Italien: Versuch, einen Mafia-Prozess unter den Teppich zu kehren – aber weshalb?

Der seit Mai 2013 in Palermo laufende Prozess zur „Trattativa“ ist am 14. Dezember 2017 in seine Schlussphase getreten: Die die Anklage vertretenden Staatsanwälte halten ihre Plädoyers – und wer informiert darüber?

Ausführliche Artikel erscheinen in der Internetzeitung Antimafiaduemila und in „il fatto quotidiano“, und von Radio Radicale werden die Gerichtssitzungen stets live übertragen.

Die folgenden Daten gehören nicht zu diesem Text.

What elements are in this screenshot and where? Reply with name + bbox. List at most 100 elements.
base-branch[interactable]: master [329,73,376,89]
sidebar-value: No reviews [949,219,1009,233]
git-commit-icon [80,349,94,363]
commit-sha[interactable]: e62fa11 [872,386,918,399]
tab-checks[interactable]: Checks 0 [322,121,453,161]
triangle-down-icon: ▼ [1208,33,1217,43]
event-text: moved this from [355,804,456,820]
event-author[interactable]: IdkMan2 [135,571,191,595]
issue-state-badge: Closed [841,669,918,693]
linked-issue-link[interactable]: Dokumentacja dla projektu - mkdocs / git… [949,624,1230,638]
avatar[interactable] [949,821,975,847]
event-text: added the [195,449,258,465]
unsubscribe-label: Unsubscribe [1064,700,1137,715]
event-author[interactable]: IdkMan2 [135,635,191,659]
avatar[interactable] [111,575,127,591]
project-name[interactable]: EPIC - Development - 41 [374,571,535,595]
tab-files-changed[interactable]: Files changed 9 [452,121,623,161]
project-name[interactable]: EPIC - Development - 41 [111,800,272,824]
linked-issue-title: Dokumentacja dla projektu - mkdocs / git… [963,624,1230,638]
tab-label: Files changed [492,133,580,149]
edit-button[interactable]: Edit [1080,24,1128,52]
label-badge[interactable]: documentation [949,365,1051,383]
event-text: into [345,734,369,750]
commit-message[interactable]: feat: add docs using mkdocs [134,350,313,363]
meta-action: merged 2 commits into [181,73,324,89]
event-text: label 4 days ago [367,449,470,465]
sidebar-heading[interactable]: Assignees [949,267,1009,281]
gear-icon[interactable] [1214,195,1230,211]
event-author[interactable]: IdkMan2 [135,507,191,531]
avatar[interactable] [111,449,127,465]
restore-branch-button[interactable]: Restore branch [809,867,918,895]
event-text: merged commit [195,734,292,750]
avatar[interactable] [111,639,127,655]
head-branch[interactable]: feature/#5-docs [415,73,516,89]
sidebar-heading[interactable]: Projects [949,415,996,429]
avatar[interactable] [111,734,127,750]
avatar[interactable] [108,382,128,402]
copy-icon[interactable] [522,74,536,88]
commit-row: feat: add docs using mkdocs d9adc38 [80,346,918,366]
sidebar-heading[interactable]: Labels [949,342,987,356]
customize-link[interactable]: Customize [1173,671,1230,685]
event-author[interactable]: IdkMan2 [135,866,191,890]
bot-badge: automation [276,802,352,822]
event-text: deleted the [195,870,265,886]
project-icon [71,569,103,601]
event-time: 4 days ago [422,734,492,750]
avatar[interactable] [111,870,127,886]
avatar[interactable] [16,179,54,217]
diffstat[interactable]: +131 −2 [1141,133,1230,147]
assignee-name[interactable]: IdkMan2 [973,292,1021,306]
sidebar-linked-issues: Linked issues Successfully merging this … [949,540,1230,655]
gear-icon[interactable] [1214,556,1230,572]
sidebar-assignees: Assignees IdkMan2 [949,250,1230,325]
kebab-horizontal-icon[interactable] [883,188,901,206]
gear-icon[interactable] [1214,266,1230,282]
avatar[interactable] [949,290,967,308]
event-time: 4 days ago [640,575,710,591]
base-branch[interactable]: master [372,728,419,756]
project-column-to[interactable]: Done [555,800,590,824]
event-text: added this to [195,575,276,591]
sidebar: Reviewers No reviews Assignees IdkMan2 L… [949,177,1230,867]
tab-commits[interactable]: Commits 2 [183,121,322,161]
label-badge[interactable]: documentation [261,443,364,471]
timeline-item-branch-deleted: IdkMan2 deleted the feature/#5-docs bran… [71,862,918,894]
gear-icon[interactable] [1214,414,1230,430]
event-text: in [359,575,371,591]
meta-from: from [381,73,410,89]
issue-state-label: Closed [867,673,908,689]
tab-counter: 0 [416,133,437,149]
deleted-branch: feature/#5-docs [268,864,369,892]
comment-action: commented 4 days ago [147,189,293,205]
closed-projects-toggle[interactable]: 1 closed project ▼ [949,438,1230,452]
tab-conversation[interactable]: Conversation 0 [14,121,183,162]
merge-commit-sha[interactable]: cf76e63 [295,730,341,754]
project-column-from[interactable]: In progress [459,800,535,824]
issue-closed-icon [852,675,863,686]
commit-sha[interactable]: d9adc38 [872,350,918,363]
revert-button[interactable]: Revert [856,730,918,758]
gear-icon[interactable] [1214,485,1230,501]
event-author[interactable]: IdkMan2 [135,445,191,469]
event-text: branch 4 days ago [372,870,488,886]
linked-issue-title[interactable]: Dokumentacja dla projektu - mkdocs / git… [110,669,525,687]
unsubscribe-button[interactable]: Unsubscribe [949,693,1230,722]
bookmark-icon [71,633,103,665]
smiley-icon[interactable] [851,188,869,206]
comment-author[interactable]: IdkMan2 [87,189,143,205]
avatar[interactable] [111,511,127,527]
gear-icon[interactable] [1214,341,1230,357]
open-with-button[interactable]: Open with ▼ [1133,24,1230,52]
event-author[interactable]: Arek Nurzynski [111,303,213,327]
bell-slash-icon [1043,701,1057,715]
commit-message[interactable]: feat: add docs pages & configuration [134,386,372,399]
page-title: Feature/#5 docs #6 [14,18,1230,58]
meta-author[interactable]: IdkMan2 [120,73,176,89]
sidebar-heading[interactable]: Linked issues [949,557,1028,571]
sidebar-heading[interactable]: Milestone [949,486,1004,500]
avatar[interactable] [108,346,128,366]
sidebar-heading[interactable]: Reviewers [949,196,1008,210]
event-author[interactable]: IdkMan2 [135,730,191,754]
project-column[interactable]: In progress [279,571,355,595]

Die Lokalausgabe Palermo der „Repubblica“, eine Zeitung, für die hervorragende Mafia-Experten arbeiten, zitiert immerhin wiederholt zentrale Aussagen der Anklage.

Gibt man den Namen des „Corriere della Sera“ und das entsprechende Thema ein, erscheint genau ein Artikel, der vom 14. Dezember, als mit dem ersten Plädoyer von Nino di Matteo die Schlussphase des Prozesses begann. Mit dem Namen „La Stampa“ liefert das Netz ebenfalls nur einen Artikel zum Thema: Der Boss Provenzano habe den Boss Riina an die Carabinieri verkauft.

Weitere Stichproben? Sizilien? Il giornale di Sicilia? Der einzige Artikel zum Thema ist vom Dezember 2014; Und die andere große Zeitung in Sizilien “La Sicilia” – nichts, oder habe ich da etwas übersehen?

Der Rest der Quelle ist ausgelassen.